Let $X = C_0([0,1])$, the space of continuous functions $\omega$ on $[0,1]$ having $\omega(0)=0$. Fix $0 < \alpha < 1/2$ and let $E = C^{0,\alpha}([0,1]) \cap X$ be the subspace of $\alpha$-Hölder continuous functions. There are several ways to see that $E$ is meager in $X$. For instance, by Arzelà-Ascoli, the balls of $E$ under the Hölder norm are compact in $X$, hence $E$ is a countable union of compact sets, each of which is nowhere dense in $X$ by Riesz's lemma. Or, the argument mentioned in the question: $E$ is Banach in its own norm, hence analytic in $X$, hence has the Baire property in $X$, hence must be meager. (That doesn't work because $E$ is not separable in its own norm, hence not Polish.)

Now let $\mu$ be the Wiener measure on $X$. It is well known that $\mu(E) = 1$, since Brownian motion is almost surely $\alpha$-Hölder continuous for any $\alpha < 1/2$. On the other hand, suppose $F$ is any nowhere dense subspace of $X$, so that its closure is a proper closed subspace of $X$. By Hahn-Banach there is a nonzero continuous linear functional $f$ that vanishes on $F$. Now $\mu$ is a nondegenerate Gaussian measure on $X$, so $f$ has a nondegenerate one-dimensional Gaussian distribution under $\mu$; in particular, $\mu(F) \le \mu(\{f = 0\}) = 0$. Thus every nowhere dense subspace has measure zero, so by countable additivity, $E$ cannot be a countable union of such.

Previous answer. It is consistent with ZF+DC that the answer to Q1 is No.

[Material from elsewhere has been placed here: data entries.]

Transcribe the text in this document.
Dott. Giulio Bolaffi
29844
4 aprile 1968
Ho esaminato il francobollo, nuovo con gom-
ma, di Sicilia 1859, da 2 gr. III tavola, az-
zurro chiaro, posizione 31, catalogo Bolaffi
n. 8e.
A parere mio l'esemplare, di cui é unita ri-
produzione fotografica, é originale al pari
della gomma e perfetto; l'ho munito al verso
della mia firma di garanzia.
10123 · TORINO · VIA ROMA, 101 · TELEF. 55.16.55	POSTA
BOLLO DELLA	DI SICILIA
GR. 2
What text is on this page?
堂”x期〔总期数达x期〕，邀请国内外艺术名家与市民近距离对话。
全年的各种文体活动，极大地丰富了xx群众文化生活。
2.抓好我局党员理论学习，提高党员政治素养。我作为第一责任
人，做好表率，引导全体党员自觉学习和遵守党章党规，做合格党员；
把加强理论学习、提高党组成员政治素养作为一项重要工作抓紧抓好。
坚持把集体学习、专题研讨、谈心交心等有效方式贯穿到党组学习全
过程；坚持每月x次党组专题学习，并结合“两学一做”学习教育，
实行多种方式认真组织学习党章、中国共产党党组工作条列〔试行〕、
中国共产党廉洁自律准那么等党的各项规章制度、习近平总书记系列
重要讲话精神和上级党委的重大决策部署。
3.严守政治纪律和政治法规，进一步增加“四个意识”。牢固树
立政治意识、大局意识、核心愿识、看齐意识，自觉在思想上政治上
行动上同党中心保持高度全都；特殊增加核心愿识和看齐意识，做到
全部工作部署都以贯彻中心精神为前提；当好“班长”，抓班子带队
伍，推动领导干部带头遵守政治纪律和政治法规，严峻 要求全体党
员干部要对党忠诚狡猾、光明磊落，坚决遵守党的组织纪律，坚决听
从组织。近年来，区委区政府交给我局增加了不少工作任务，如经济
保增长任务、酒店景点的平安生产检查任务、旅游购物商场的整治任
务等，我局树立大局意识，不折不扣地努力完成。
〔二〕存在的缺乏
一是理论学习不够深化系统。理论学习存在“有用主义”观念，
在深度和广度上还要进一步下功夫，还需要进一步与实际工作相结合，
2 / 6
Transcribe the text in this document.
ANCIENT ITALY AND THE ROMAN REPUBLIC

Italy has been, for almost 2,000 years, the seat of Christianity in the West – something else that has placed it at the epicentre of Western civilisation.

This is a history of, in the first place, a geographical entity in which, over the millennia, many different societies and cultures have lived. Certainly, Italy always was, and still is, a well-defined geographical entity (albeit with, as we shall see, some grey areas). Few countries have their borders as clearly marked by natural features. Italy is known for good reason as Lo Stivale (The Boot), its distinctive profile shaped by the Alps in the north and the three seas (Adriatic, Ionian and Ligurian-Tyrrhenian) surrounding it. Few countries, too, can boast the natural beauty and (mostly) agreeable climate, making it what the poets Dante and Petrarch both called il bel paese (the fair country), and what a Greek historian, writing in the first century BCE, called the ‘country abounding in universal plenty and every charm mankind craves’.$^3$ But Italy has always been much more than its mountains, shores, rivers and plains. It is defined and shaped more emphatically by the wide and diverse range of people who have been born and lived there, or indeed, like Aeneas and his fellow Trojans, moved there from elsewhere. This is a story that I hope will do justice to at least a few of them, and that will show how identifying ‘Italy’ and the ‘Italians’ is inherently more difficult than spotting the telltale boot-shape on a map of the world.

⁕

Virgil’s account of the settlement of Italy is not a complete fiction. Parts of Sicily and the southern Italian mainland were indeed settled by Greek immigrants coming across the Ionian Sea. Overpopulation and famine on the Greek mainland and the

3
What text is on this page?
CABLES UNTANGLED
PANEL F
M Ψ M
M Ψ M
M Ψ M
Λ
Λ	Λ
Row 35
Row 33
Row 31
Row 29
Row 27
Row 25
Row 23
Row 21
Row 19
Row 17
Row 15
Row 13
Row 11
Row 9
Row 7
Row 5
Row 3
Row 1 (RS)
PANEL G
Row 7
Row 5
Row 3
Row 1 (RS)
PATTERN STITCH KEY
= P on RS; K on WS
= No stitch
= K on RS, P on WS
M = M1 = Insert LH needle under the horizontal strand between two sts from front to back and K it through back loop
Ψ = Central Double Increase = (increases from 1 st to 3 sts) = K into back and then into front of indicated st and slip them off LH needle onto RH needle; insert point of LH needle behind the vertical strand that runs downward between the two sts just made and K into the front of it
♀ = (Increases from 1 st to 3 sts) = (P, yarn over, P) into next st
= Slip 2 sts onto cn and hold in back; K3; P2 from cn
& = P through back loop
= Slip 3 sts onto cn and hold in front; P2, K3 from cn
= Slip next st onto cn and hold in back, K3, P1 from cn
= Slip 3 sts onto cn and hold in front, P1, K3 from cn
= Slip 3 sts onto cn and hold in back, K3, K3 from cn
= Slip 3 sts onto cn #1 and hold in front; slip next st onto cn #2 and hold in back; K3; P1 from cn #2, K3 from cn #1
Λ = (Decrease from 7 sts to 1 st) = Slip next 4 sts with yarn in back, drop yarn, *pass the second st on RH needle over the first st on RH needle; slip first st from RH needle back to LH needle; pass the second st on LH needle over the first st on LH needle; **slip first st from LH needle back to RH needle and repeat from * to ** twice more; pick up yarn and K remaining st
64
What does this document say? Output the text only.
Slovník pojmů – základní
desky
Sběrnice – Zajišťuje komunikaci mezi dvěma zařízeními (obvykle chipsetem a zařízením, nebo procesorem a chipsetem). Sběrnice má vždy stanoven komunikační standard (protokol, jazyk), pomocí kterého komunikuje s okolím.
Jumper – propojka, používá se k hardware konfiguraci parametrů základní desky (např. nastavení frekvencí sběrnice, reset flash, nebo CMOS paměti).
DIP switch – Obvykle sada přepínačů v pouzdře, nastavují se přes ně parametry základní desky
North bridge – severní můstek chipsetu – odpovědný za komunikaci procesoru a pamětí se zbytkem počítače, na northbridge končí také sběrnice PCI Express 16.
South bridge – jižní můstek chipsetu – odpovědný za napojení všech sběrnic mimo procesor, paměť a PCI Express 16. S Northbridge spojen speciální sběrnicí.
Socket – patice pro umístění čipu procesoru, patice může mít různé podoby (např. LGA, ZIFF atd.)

Consider an example in which $E$ is separable Banach in a stronger norm $\|\cdot\|_E$; for instance, $X = L^2([0,1])$ and $E = C([0,1])$. Then $E$ is analytic in $X$, hence has the Baire property, hence must be meager. If $E$ can be written as a countable union of subspaces $E_n$ then by Baire category one of them must be nonmeager with respect to $\|\cdot\|_E$, hence doesn't have the BP in $E$. But Shelah proved it is consistent with ZF+DC that every subset of a Polish space has the BP.

In our specific example we can see explicitly that $C([0,1])$ is meager in $L^2([0,1])$: the sup-norm balls $B_n = \{f : \|f\|_\infty \le n\}$ are closed in $L^2$ with empty interior.

I don't see whether this helps us with Q2.